Bu yıl ‘tuzlu su’ temasıyla sanatseverlerin karşısına çıkan İstanbul Bienali’ne ilgi büyük. İKSV bienalde ustalık dönemini yaşıyor. Bülent Eczacıbaşı da bunun haklı gururunu… Ve son günlerde tuzlu su haberleriyle gündemde olan Mars’a göndermeyle patlatıyor espriyi:
İstanbul Kültür Sanat Vakfı’nın (İKSV) her seferinde başka bir küratörle çalıştığı bienali bu yıl emanet alan Carolyn Christov-Bakargiev, “tuzlu su” temasını seçmiş, eserler ve yerleştirmeler bu tema çerçevesinde ortaya konulmuştu. Adalar’dan Rumeli Feneri’ne, otel odalarından balıkçı kayıklarına kadar uzanan İstanbul Bienali, büyük bir heyecanla sürerken NASA açıkladı: “Mars’ta tuzlu su bulduk!”
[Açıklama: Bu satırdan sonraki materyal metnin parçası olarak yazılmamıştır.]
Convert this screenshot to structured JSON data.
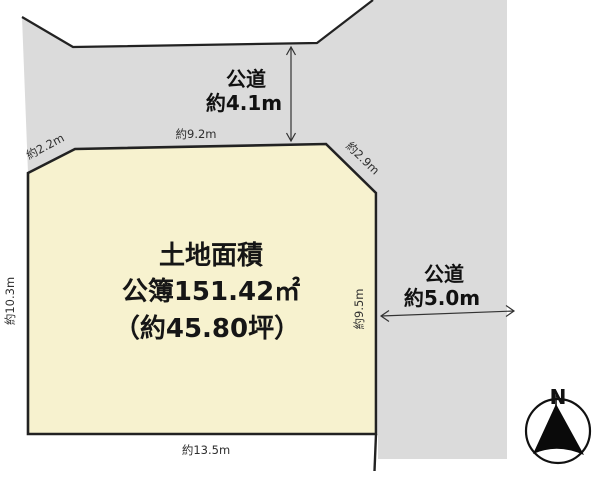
{
  "diagram": {
    "parcel": {
      "area_title": "土地面積",
      "area_registered": "公簿151.42㎡",
      "area_tsubo": "（約45.80坪）"
    },
    "roads": {
      "top": {
        "name": "公道",
        "width": "約4.1m"
      },
      "right": {
        "name": "公道",
        "width": "約5.0m"
      }
    },
    "dimensions": {
      "top_left_diagonal": "約2.2m",
      "top_edge": "約9.2m",
      "top_right_diagonal": "約2.9m",
      "left_edge": "約10.3m",
      "right_edge": "約9.5m",
      "bottom_edge": "約13.5m"
    },
    "compass": {
      "north_label": "N"
    },
    "colors": {
      "parcel_fill": "#f7f2cf",
      "road_fill": "#dbdbdb",
      "line": "#222222"
    }
  }
}
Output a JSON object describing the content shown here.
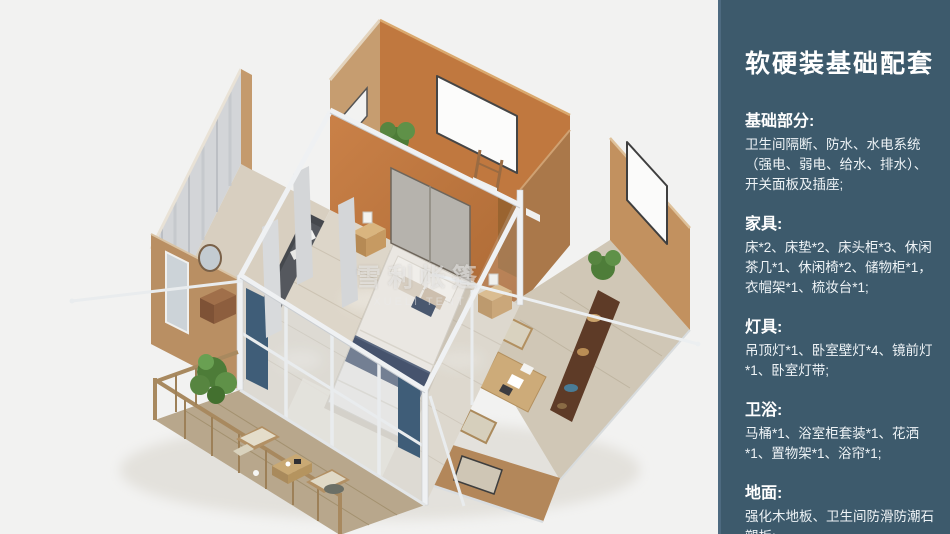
{
  "page": {
    "background": "#f2f2f1"
  },
  "render": {
    "subject": "isometric-3d-cutaway-floorplan-of-glamping-tent-house",
    "watermark": {
      "line1": "雪利帐篷",
      "line2": "XUELI TENT"
    },
    "palette": {
      "wall_orange": "#c0783f",
      "wall_tan": "#c29663",
      "frame_white": "#eff1f3",
      "floor_wood": "#ddd6c9",
      "deck_wood": "#b8a78c",
      "accent_navy": "#46536d",
      "plant_green": "#4d7c38",
      "cushion_beige": "#e4ddca"
    }
  },
  "sidebar": {
    "background": "#3d5a6c",
    "title": "软硬装基础配套",
    "sections": [
      {
        "heading": "基础部分:",
        "body": "卫生间隔断、防水、水电系统（强电、弱电、给水、排水）、开关面板及插座;"
      },
      {
        "heading": "家具:",
        "body": "床*2、床垫*2、床头柜*3、休闲茶几*1、休闲椅*2、储物柜*1，衣帽架*1、梳妆台*1;"
      },
      {
        "heading": "灯具:",
        "body": "吊顶灯*1、卧室壁灯*4、镜前灯*1、卧室灯带;"
      },
      {
        "heading": "卫浴:",
        "body": "马桶*1、浴室柜套装*1、花洒*1、置物架*1、浴帘*1;"
      },
      {
        "heading": "地面:",
        "body": "强化木地板、卫生间防滑防潮石塑板;"
      }
    ]
  }
}
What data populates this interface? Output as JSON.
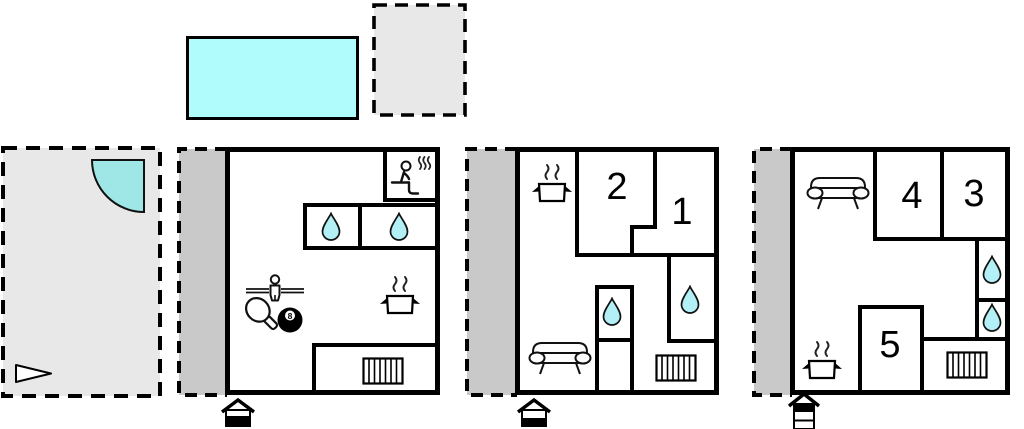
{
  "document": {
    "type": "holiday-home floor plan",
    "units_count": 3
  },
  "labels": {
    "room1": "1",
    "room2": "2",
    "room3": "3",
    "room4": "4",
    "room5": "5",
    "billiard_ball": "8"
  },
  "colors": {
    "pool_fill": "#b0fbfb",
    "spa_fill": "#9fe6e6",
    "water_drop_fill": "#b2f0f6",
    "terrace_light": "#e8e8e8",
    "terrace_covered": "#c9c9c9",
    "wall": "#000000",
    "background": "#ffffff"
  },
  "outdoor": {
    "pool_icon": "swimming-pool",
    "top_terrace_icon": "open-terrace",
    "left_terrace_icons": [
      "corner-spa",
      "flag-triangle"
    ]
  },
  "plans": [
    {
      "unit": "unit-1",
      "floor_indicator": "house-2-levels-lower-filled",
      "features": [
        "sauna",
        "shower",
        "shower",
        "foosball",
        "table-tennis",
        "billiards",
        "kitchen",
        "radiator",
        "covered-terrace"
      ]
    },
    {
      "unit": "unit-2",
      "floor_indicator": "house-2-levels-lower-filled",
      "bedrooms": [
        "1",
        "2"
      ],
      "features": [
        "kitchen",
        "shower",
        "shower",
        "sofa",
        "radiator",
        "covered-terrace"
      ]
    },
    {
      "unit": "unit-3",
      "floor_indicator": "house-3-levels-top-filled",
      "bedrooms": [
        "3",
        "4",
        "5"
      ],
      "features": [
        "sofa",
        "shower",
        "shower",
        "kitchen",
        "radiator",
        "covered-terrace"
      ]
    }
  ]
}
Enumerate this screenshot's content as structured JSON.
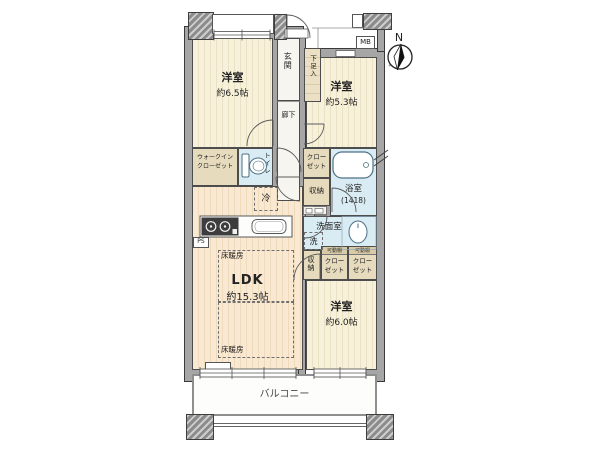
{
  "compass": {
    "north_label": "N"
  },
  "exterior": {
    "mb_label": "MB",
    "ps_label": "PS",
    "balcony_label": "バルコニー"
  },
  "rooms": {
    "bedroom_a": {
      "name": "洋室",
      "size": "約6.5帖"
    },
    "bedroom_b": {
      "name": "洋室",
      "size": "約5.3帖"
    },
    "bedroom_c": {
      "name": "洋室",
      "size": "約6.0帖"
    },
    "ldk": {
      "name": "LDK",
      "size": "約15.3帖"
    },
    "entrance": {
      "name": "玄関"
    },
    "hallway": {
      "name": "廊下"
    },
    "bath": {
      "name": "浴室",
      "size": "(1418)"
    },
    "washroom": {
      "name": "洗面室"
    }
  },
  "storage": {
    "shoe_cabinet": "下足入",
    "wic_line1": "ウォークイン",
    "wic_line2": "クローゼット",
    "closet_line1": "クロー",
    "closet_line2": "ゼット",
    "storage_label": "収納",
    "movable_shelf": "可動棚"
  },
  "fixtures": {
    "toilet_label": "トイレ",
    "fridge_label": "冷",
    "washer_label": "洗",
    "floor_heating": "床暖房"
  }
}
Koç Holding sponsorlüğünde yapılan, sadece yurtiçinde değil, yurtdışında da büyük ilgi uyandıran ‘tuzlu su’ temalı İstanbul Bienali’nin ışığı bu kez farklı parlıyor. İstanbul’u, bütün şehre yayılmış şekilde çağdaş sanatla buluşturan bienalde bu yıl rekorlar yılı olacak gibi görünüyor. Bir önceki bienali 340 bin kişi gezmişken bu kez sadece ilk 20 günde 200 bin kişiye ulaşıldı bile. Hedef ise 500 bin kişi…
İKSV Yönetim Kurulu Başkanı Bülent Eczacıbaşı, bienale ilgiden memnun. NASA’nın açıklamasıyla bienalin temasının örtüşmesi memnuniyetini daha da artırmış. “Mars’a bienal lazımsa onu da biz getiririz! Gençleri de götürürüz” diyor ve ekliyor, “Tabii Marslı sponsor da bulmak gerek”.
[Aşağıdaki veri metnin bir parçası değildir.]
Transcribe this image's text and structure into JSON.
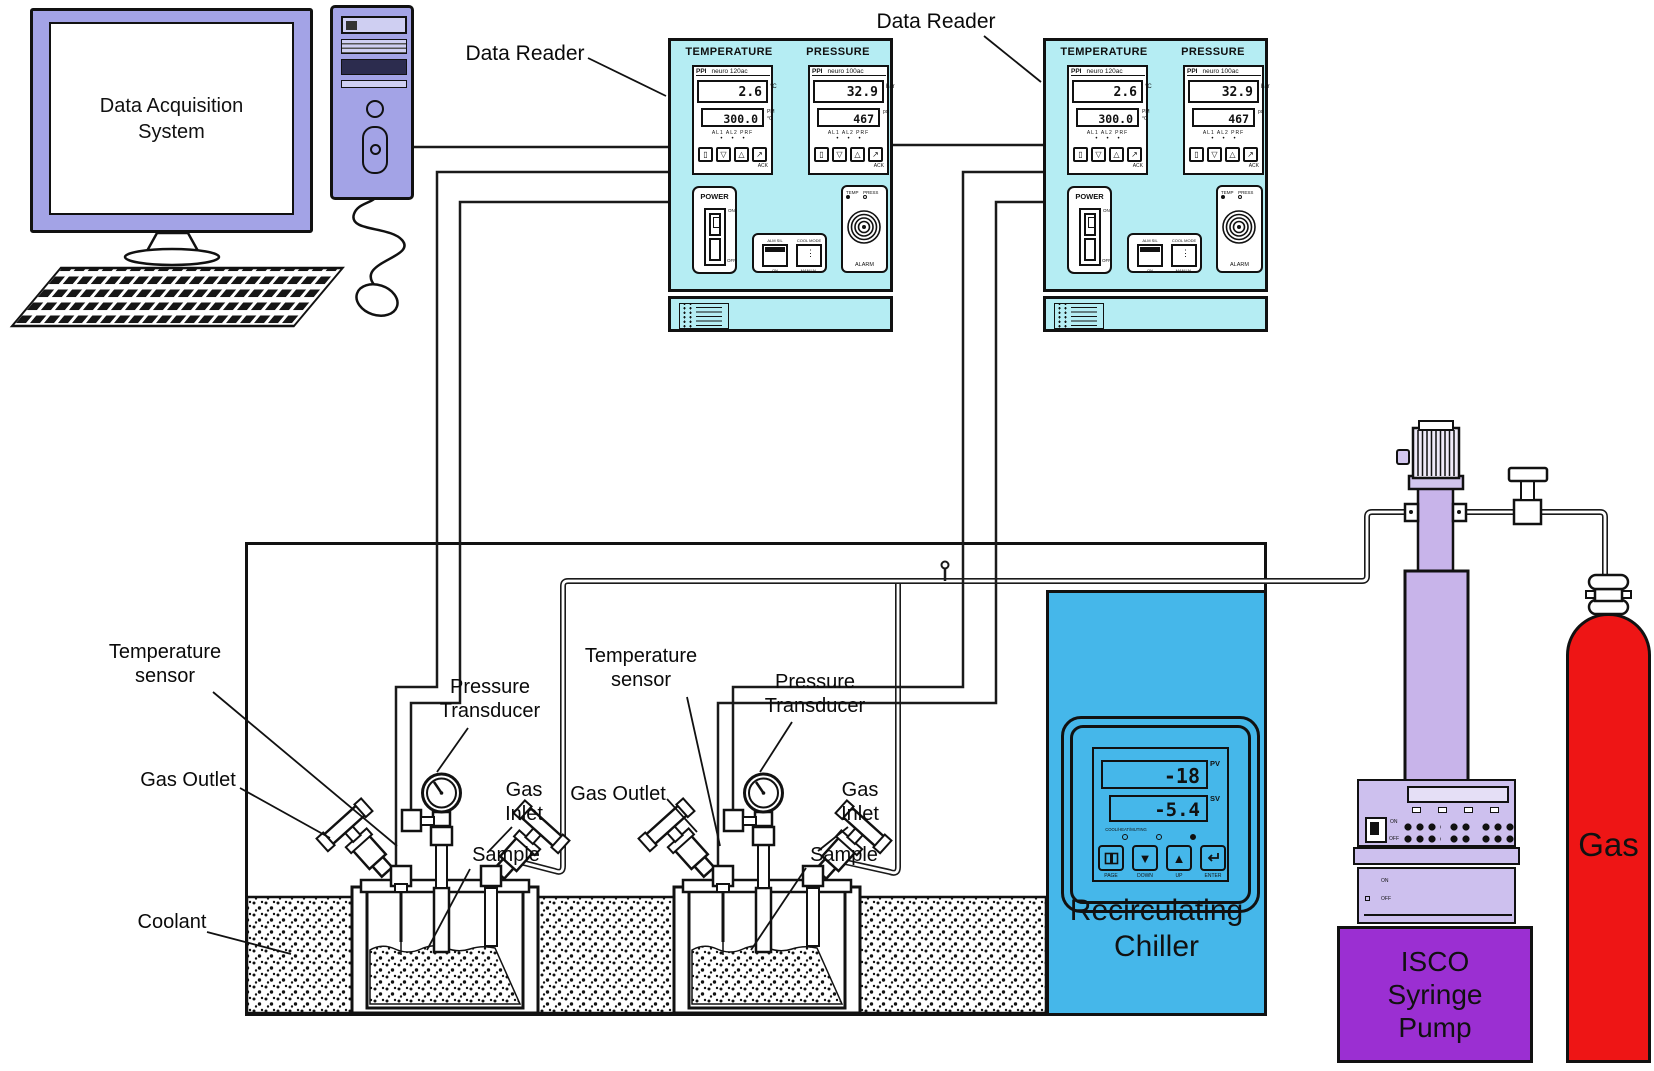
{
  "colors": {
    "panel_cyan": "#b5edf3",
    "chiller_blue": "#45b7ea",
    "computer_periwinkle": "#a3a3e6",
    "pump_lavender": "#cdc0ee",
    "pump_purple": "#9b2fd2",
    "gas_red": "#ee1515",
    "line": "#111111"
  },
  "monitor": {
    "label": "Data Acquisition\nSystem"
  },
  "labels": {
    "data_reader_1": "Data Reader",
    "data_reader_2": "Data Reader",
    "temperature_sensor_1": "Temperature\nsensor",
    "temperature_sensor_2": "Temperature\nsensor",
    "pressure_transducer_1": "Pressure\nTransducer",
    "pressure_transducer_2": "Pressure\nTransducer",
    "gas_outlet_1": "Gas Outlet",
    "gas_outlet_2": "Gas Outlet",
    "gas_inlet_1": "Gas\nInlet",
    "gas_inlet_2": "Gas\nInlet",
    "sample_1": "Sample",
    "sample_2": "Sample",
    "coolant": "Coolant"
  },
  "readers": [
    {
      "temp_title": "TEMPERATURE",
      "press_title": "PRESSURE",
      "brand": "PPI",
      "temp_model": "neuro 120ac",
      "press_model": "neuro 100ac",
      "temp_pv": "2.6",
      "temp_pv_unit": "°C",
      "temp_sv": "300.0",
      "temp_sv_units": "PM\n°C",
      "press_pv": "32.9",
      "press_pv_unit": "bar",
      "press_sv": "467",
      "press_sv_units": "psi",
      "led_row": "AL1 AL2 PRF",
      "led_dots": "•••",
      "btn_glyph_1": "▯",
      "btn_glyph_2": "▽",
      "btn_glyph_3": "△",
      "btn_glyph_4": "↗",
      "ack": "ACK",
      "power_label": "POWER",
      "power_on": "ON",
      "power_off": "OFF",
      "btn_a_top": "ALM SIL",
      "btn_a_bottom": "ON",
      "btn_b_top": "COOL MODE",
      "btn_b_bottom": "MANUAL",
      "alarm_temp": "TEMP",
      "alarm_press": "PRESS",
      "alarm_label": "ALARM"
    },
    {
      "temp_title": "TEMPERATURE",
      "press_title": "PRESSURE",
      "brand": "PPI",
      "temp_model": "neuro 120ac",
      "press_model": "neuro 100ac",
      "temp_pv": "2.6",
      "temp_pv_unit": "°C",
      "temp_sv": "300.0",
      "temp_sv_units": "PM\n°C",
      "press_pv": "32.9",
      "press_pv_unit": "bar",
      "press_sv": "467",
      "press_sv_units": "psi",
      "led_row": "AL1 AL2 PRF",
      "led_dots": "•••",
      "btn_glyph_1": "▯",
      "btn_glyph_2": "▽",
      "btn_glyph_3": "△",
      "btn_glyph_4": "↗",
      "ack": "ACK",
      "power_label": "POWER",
      "power_on": "ON",
      "power_off": "OFF",
      "btn_a_top": "ALM SIL",
      "btn_a_bottom": "ON",
      "btn_b_top": "COOL MODE",
      "btn_b_bottom": "MANUAL",
      "alarm_temp": "TEMP",
      "alarm_press": "PRESS",
      "alarm_label": "ALARM"
    }
  ],
  "chiller": {
    "pv": "-18",
    "pv_label": "PV",
    "sv": "-5.4",
    "sv_label": "SV",
    "led_caption": "COOL/HEAT/MUTING",
    "glyph_down": "▼",
    "glyph_up": "▲",
    "btn_page": "PAGE",
    "btn_down": "DOWN",
    "btn_up": "UP",
    "btn_enter": "ENTER",
    "name": "Recirculating\nChiller"
  },
  "pump": {
    "switch_on": "ON",
    "switch_off": "OFF",
    "box_on": "ON",
    "box_off": "OFF",
    "name": "ISCO\nSyringe\nPump"
  },
  "gas_cylinder": {
    "name": "Gas"
  }
}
Elbette bu yılki bienalin bunca ilgi görmesi çıtayı daha da yükseltmelerine neden olmuş, bundan sonra yüzbinleri değil milyonları bienalde görmek istediklerini söylüyor. Eczacıbaşı ile hem bienali hem de yarın 22. ölüm yıldönümü olan babası Nejat Eczacıbaşı’ndan ‘kalanları’ konuştuk.
‘Tuzlu suyu beğendim’
- Bienalin teması “tuzlu su”... Tam da bienalin başladığı bugünlerde NASA, Mars’ta “tuzlu su” bulunduğunu açıkladı. “İstanbul Bienali, bu yıl o kadar ses getirdi ki Mars bile buna kayıtsız kalamadı” yorumları yapılıyor. Siz de bu röportaj aracılığıyla Mars’a ve gençlere bir mesaj iletmek ister misiniz?
Mars’a bienal lazımsa onu da biz getiririz!... Gençleri de oraya davet ederiz. Oraya gidip gelmek bir yıl kadar sürer ama sanat için değer. Tabii Marslı sanatseverler arasından sponsor bulunması da gerekir. Ama tuzlu su yetmez, İstanbul Boğazı’nın da bir benzeri varsa orada bienal düzenleriz.
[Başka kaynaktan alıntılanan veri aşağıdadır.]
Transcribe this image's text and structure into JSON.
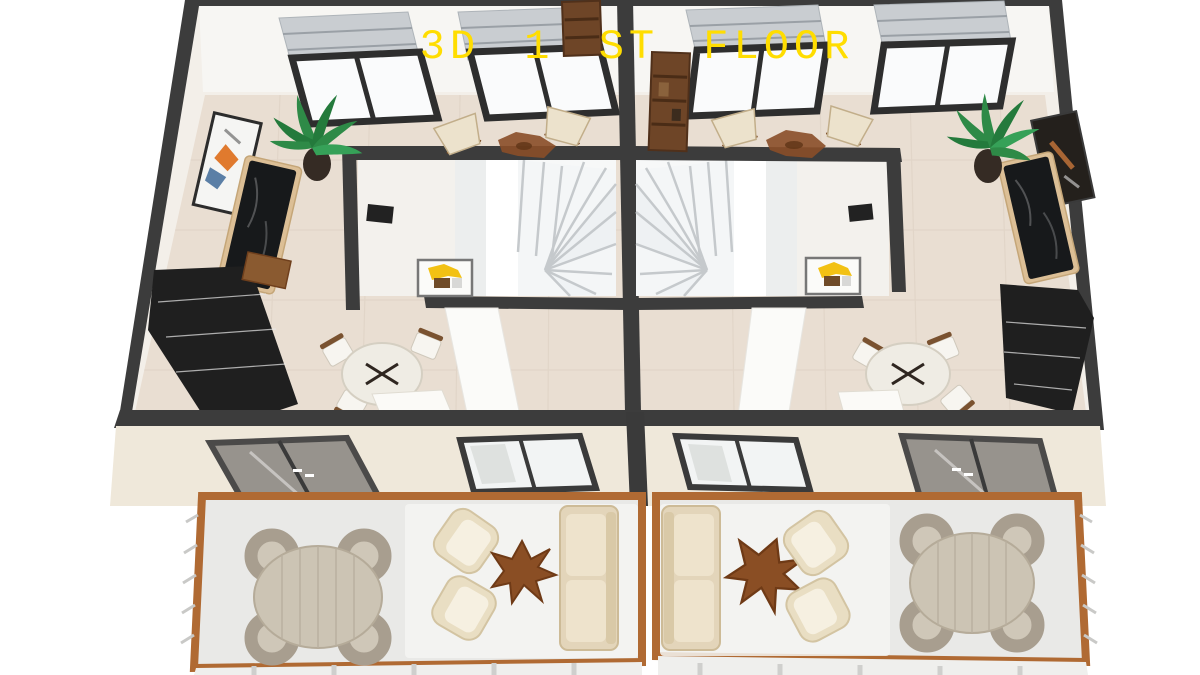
{
  "title": {
    "text": "3D 1 ST FLOOR",
    "color": "#FFDD00"
  },
  "colors": {
    "background": "#FFFFFF",
    "wall_dark": "#3C3C3C",
    "interior_wall_white": "#F6F4F0",
    "interior_floor_tile": "#E9DED2",
    "front_wall_cream": "#EFE8DA",
    "terrace_frame_wood": "#B06A33",
    "terrace_floor": "#E9E9E7",
    "kitchen_cabinet_dark": "#1F1F1F",
    "sideboard_oak": "#DCBF96",
    "marble_top_black": "#17191B",
    "stair_white": "#F7F8F8",
    "plant_green": "#2E8A47",
    "artwork_yellow": "#F2C113",
    "artwork_orange": "#E07A2E",
    "artwork_blue": "#5B7FA6",
    "sofa_beige": "#E3D5BA",
    "armchair_cream": "#E9DEC3",
    "wicker_chair_gray": "#A89E8F",
    "outdoor_table_wood": "#CCC4B4",
    "coffee_table_root_brown": "#8A4E24",
    "rug_cowhide_brown": "#8A4E28",
    "valance_gray": "#C9CDD1",
    "bookshelf_brown": "#6E4527"
  }
}
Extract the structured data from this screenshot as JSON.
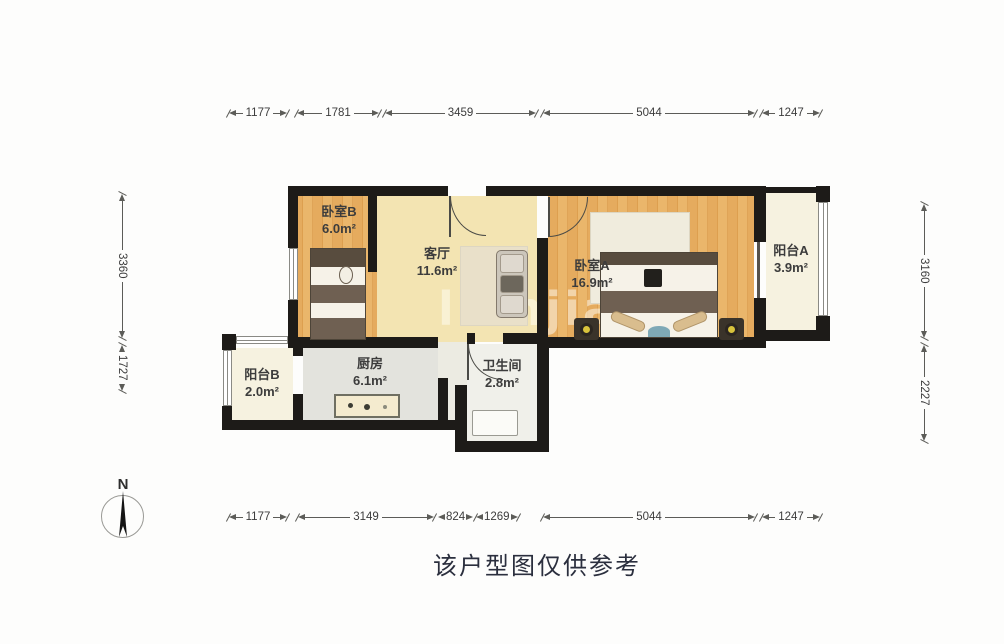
{
  "caption": "该户型图仅供参考",
  "watermark": "lianjia",
  "compass": {
    "north_label": "N"
  },
  "rooms": [
    {
      "id": "bedroom-b",
      "name": "卧室B",
      "area": "6.0m²"
    },
    {
      "id": "living-room",
      "name": "客厅",
      "area": "11.6m²"
    },
    {
      "id": "bedroom-a",
      "name": "卧室A",
      "area": "16.9m²"
    },
    {
      "id": "balcony-a",
      "name": "阳台A",
      "area": "3.9m²"
    },
    {
      "id": "balcony-b",
      "name": "阳台B",
      "area": "2.0m²"
    },
    {
      "id": "kitchen",
      "name": "厨房",
      "area": "6.1m²"
    },
    {
      "id": "bathroom",
      "name": "卫生间",
      "area": "2.8m²"
    }
  ],
  "dimensions": {
    "top": [
      "1177",
      "1781",
      "3459",
      "5044",
      "1247"
    ],
    "bottom": [
      "1177",
      "3149",
      "824",
      "1269",
      "5044",
      "1247"
    ],
    "left": [
      "3360",
      "1727"
    ],
    "right": [
      "3160",
      "2227"
    ]
  },
  "colors": {
    "wall": "#1d1b18",
    "wood_floor": "#e5ab5e",
    "living_floor": "#f3e4b2",
    "kitchen_floor": "#e3e3dd",
    "balcony_floor": "#f6f2e0",
    "dimension_text": "#3c3c3c"
  }
}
-Tuzlu su teması, İstanbul, Boğaz, Adalar, her şeye dokundu...
Tuzlu su temasını duyduğum andan itibaren çok beğendim. Carolyn Christov-Bakargiev, sahip olduğu geniş vizyona uygun bir tema çerçevesinde bienali şekillendirdi. Tuzlu su, İstanbul’un coğrafyasından, tarihine, yaşama, dalgalara kadar pek çok alana bağlantılar getiriyor. Hem mekânların çeşitliliği ve dağılımı, hem de birbiri ile bağlantılı olarak dokunulan konuların derinliği açısından görülmemiş zenginlikte bir bienale zemin hazırlıyor. Gördüğünüz gibi, tuzlu su, sonunda bize Mars’ın bile kapısını açtı...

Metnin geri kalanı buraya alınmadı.